380 µmol/L uric acid to mg/dL
The answer, the conversion factor and where it comes from, a step-by-step manual calculation, and a companion table of nearby uric acid values in both units. Mechanical unit conversion only. This page does not interpret the value clinically.
About uric acid and these units
Uric acid is a breakdown product of purine metabolism, reported on metabolic and gout-related panels. Uric acid appears in mg/dL on US lab reports and in µmol/L on UK, Canadian, Australian, and most European lab reports. The factor (59.48) reflects reporting in micromoles per liter.
Where the 59.48 conversion factor comes from
mg/dL is a mass-per-volume unit. µmol/L is a moles-per-volume (molar concentration) unit. To convert between them you need the molecular weight of the substance, because that determines how many moles of it fit into a given mass.
For uric acid, the reference molecular weight is 168.11 g/mol.
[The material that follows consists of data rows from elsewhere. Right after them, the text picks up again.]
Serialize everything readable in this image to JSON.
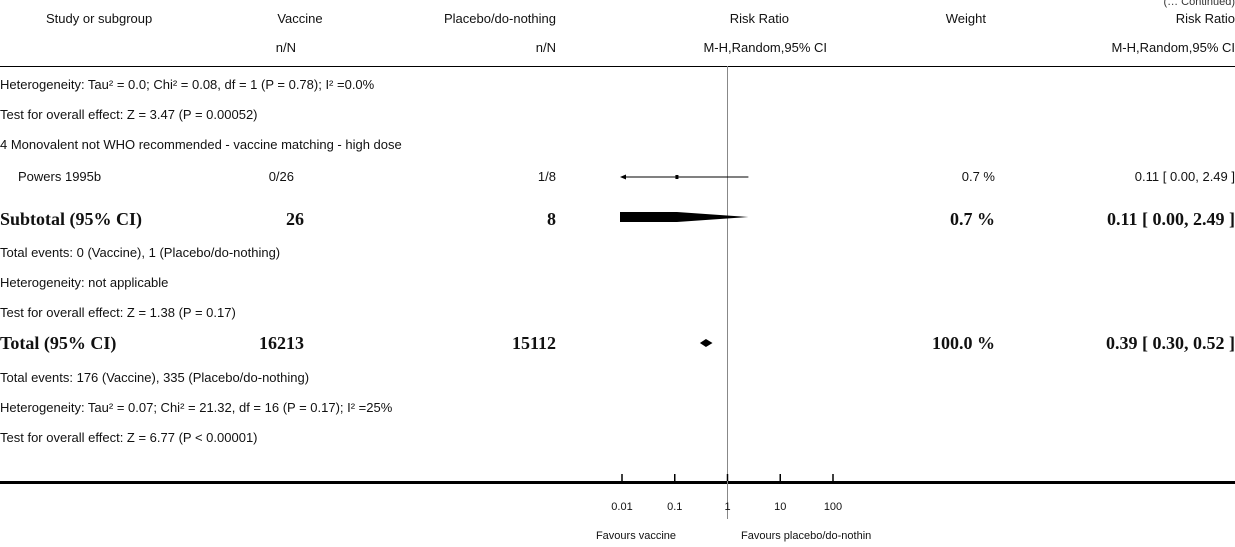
{
  "header": {
    "continued": "(… Continued)",
    "col_study": "Study or subgroup",
    "col_vaccine": "Vaccine",
    "col_placebo": "Placebo/do-nothing",
    "col_rr": "Risk Ratio",
    "col_weight": "Weight",
    "col_rr2": "Risk Ratio",
    "sub_vaccine": "n/N",
    "sub_placebo": "n/N",
    "sub_rr": "M-H,Random,95% CI",
    "sub_rr2": "M-H,Random,95% CI"
  },
  "rows": {
    "het1": "Heterogeneity: Tau² = 0.0; Chi² = 0.08, df = 1 (P = 0.78); I² =0.0%",
    "test1": "Test for overall effect: Z = 3.47 (P = 0.00052)",
    "group4": "4 Monovalent not WHO recommended - vaccine matching - high dose",
    "study_name": "Powers 1995b",
    "study_vaccine": "0/26",
    "study_placebo": "1/8",
    "study_weight": "0.7 %",
    "study_ci": "0.11 [ 0.00, 2.49 ]",
    "subtotal_label": "Subtotal (95% CI)",
    "subtotal_vaccine": "26",
    "subtotal_placebo": "8",
    "subtotal_weight": "0.7 %",
    "subtotal_ci": "0.11 [ 0.00, 2.49 ]",
    "events4": "Total events: 0 (Vaccine), 1 (Placebo/do-nothing)",
    "het4": "Heterogeneity: not applicable",
    "test4": "Test for overall effect: Z = 1.38 (P = 0.17)",
    "total_label": "Total (95% CI)",
    "total_vaccine": "16213",
    "total_placebo": "15112",
    "total_weight": "100.0 %",
    "total_ci": "0.39 [ 0.30, 0.52 ]",
    "events_total": "Total events: 176 (Vaccine), 335 (Placebo/do-nothing)",
    "het_total": "Heterogeneity: Tau² = 0.07; Chi² = 21.32, df = 16 (P = 0.17); I² =25%",
    "test_total": "Test for overall effect: Z = 6.77 (P < 0.00001)"
  },
  "axis": {
    "favours_left": "Favours vaccine",
    "favours_right": "Favours placebo/do-nothin"
  },
  "chart_data": {
    "type": "forest",
    "scale": "log",
    "xlim": [
      0.01,
      100
    ],
    "ticks": [
      {
        "value": 0.01,
        "label": "0.01"
      },
      {
        "value": 0.1,
        "label": "0.1"
      },
      {
        "value": 1,
        "label": "1"
      },
      {
        "value": 10,
        "label": "10"
      },
      {
        "value": 100,
        "label": "100"
      }
    ],
    "null_value": 1,
    "study": {
      "name": "Powers 1995b",
      "rr": 0.11,
      "lower": 0.001,
      "upper": 2.49,
      "lower_arrow": true
    },
    "subtotal_diamond": {
      "rr": 0.11,
      "lower": 0.001,
      "upper": 2.49
    },
    "total_diamond": {
      "rr": 0.39,
      "lower": 0.3,
      "upper": 0.52
    }
  }
}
Working through the unit algebra:
- The factor is fixed by the molecular weight (168.11 g/mol) together with the mass and volume prefixes of the two units, since a molar concentration counts molecules and a mass concentration weighs them.
- For uric acid this works out to
59.48mg/dL per µmol/L (divide µmol/L by 59.48 to get mg/dL). - The inverse (mg/dL → µmol/L) is
0.0168.
Step-by-step: converting 380 µmol/L of uric acid by hand
- Start with the lab value:
380 µmol/L. - Look up the conversion factor for uric acid:
59.48 µmol/L per mg/dL. Going from SI back to conventional means dividing by this factor (equivalently, multiplying by0.0168). - Divide:
380 ÷ 59.48 = 6.389. - Attach the conventional unit:
6.389 mg/dL.
Inverse check: 6.389 mg/dL × 59.48 = 380 µmol/L ✓.
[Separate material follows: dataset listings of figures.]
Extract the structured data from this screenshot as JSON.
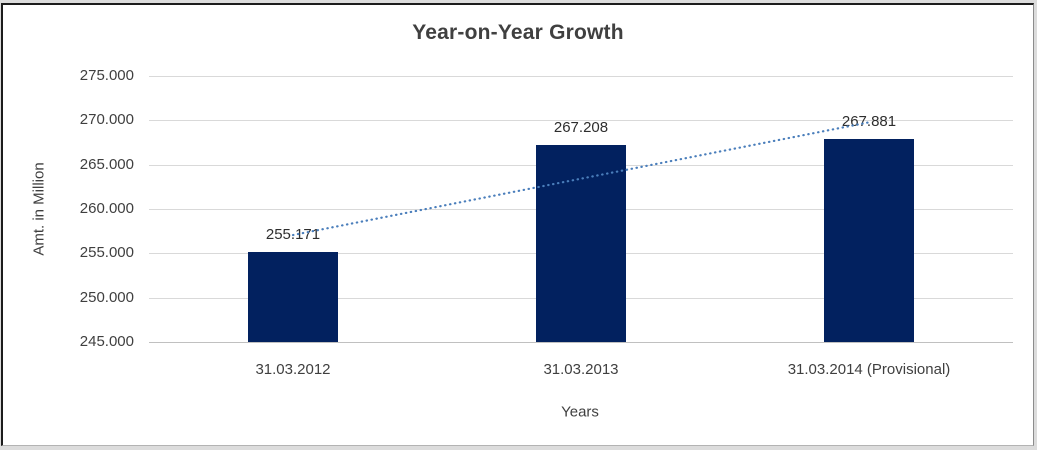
{
  "frame": {
    "outer_background": "#dcdcdc",
    "chart_background": "#ffffff"
  },
  "chart_data": {
    "type": "bar",
    "title": "Year-on-Year Growth",
    "xlabel": "Years",
    "ylabel": "Amt. in Million",
    "categories": [
      "31.03.2012",
      "31.03.2013",
      "31.03.2014 (Provisional)"
    ],
    "values": [
      255171,
      267208,
      267881
    ],
    "value_labels": [
      "255.171",
      "267.208",
      "267.881"
    ],
    "ylim": [
      245000,
      275000
    ],
    "ytick_step": 5000,
    "ytick_labels": [
      "245.000",
      "250.000",
      "255.000",
      "260.000",
      "265.000",
      "270.000",
      "275.000"
    ],
    "grid": true,
    "legend": "none",
    "bar_color": "#02215f",
    "gridline_color": "#d9d9d9",
    "axis_line_color": "#c0c0c0",
    "text_color": "#3f3f3f",
    "trendline": {
      "type": "linear",
      "style": "dotted",
      "color": "#4a7ebb",
      "start_value": 257065,
      "end_value": 269775
    }
  }
}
Companion conversions for nearby uric acid values
If your lab reported a number close to but not exactly 380 µmol/L, the table below covers the surrounding range so you don't need to re-run the arithmetic.
| µmol/L | mg/dL |
|---|---|
| 95 | 1.597 |
| 190 | 3.194 |
| 285 | 4.792 |
| 342 | 5.75 |
| 380 | 6.389 |
| 418 | 7.028 |
| 475 | 7.986 |
| 570 | 9.583 |
| 665 | 11.18 |
| 760 | 12.777 |
| 950 | 15.972 |
| 1140 | 19.166 |
A note on precision
Clinical chemistry assays for uric acid are typically precise to two or three significant figures. The exact factor 59.48 is itself a rounded number, and the molecular weight that produces it (168.11 g/mol) is conventionally rounded. So while the calculator displays 6.389 mg/dL for 380 µmol/L, reporting more decimal places than your original measurement supports is false precision.
Common questions
What is 380 µmol/L uric acid in mg/dL?
380 µmol/L of uric acid equals 6.389 mg/dL. The conversion factor for uric acid is 59.48 (divide µmol/L by 59.48 to get mg/dL).
How do I convert µmol/L to mg/dL for uric acid?
uric acid has a conversion factor of 59.48. Formula: 380 µmol/L ÷ 59.48 = 6.389 mg/dL. Inverse: 6.389 mg/dL × 59.48 = 380 µmol/L.
Why does uric acid have a different conversion factor than other biomarkers?
Each biomarker's mg/dL ↔ µmol/L factor is set by its molecular weight, because µmol/L is a molar concentration. For uric acid, the reference molecular weight is 168.11 g/mol, which gives a factor of 59.48.
Where is µmol/L used and where is mg/dL used?
Uric acid appears in mg/dL on US lab reports and in µmol/L on UK, Canadian, Australian, and most European lab reports. The factor (59.48) reflects reporting in micromoles per liter.
How precise should I report the converted value?
Lab assays for uric acid are typically precise to about two or three significant figures. Reporting more decimal places than your original measurement supports is false precision. For a reading of 380 µmol/L, 6.389 mg/dL is appropriate; further decimals are not.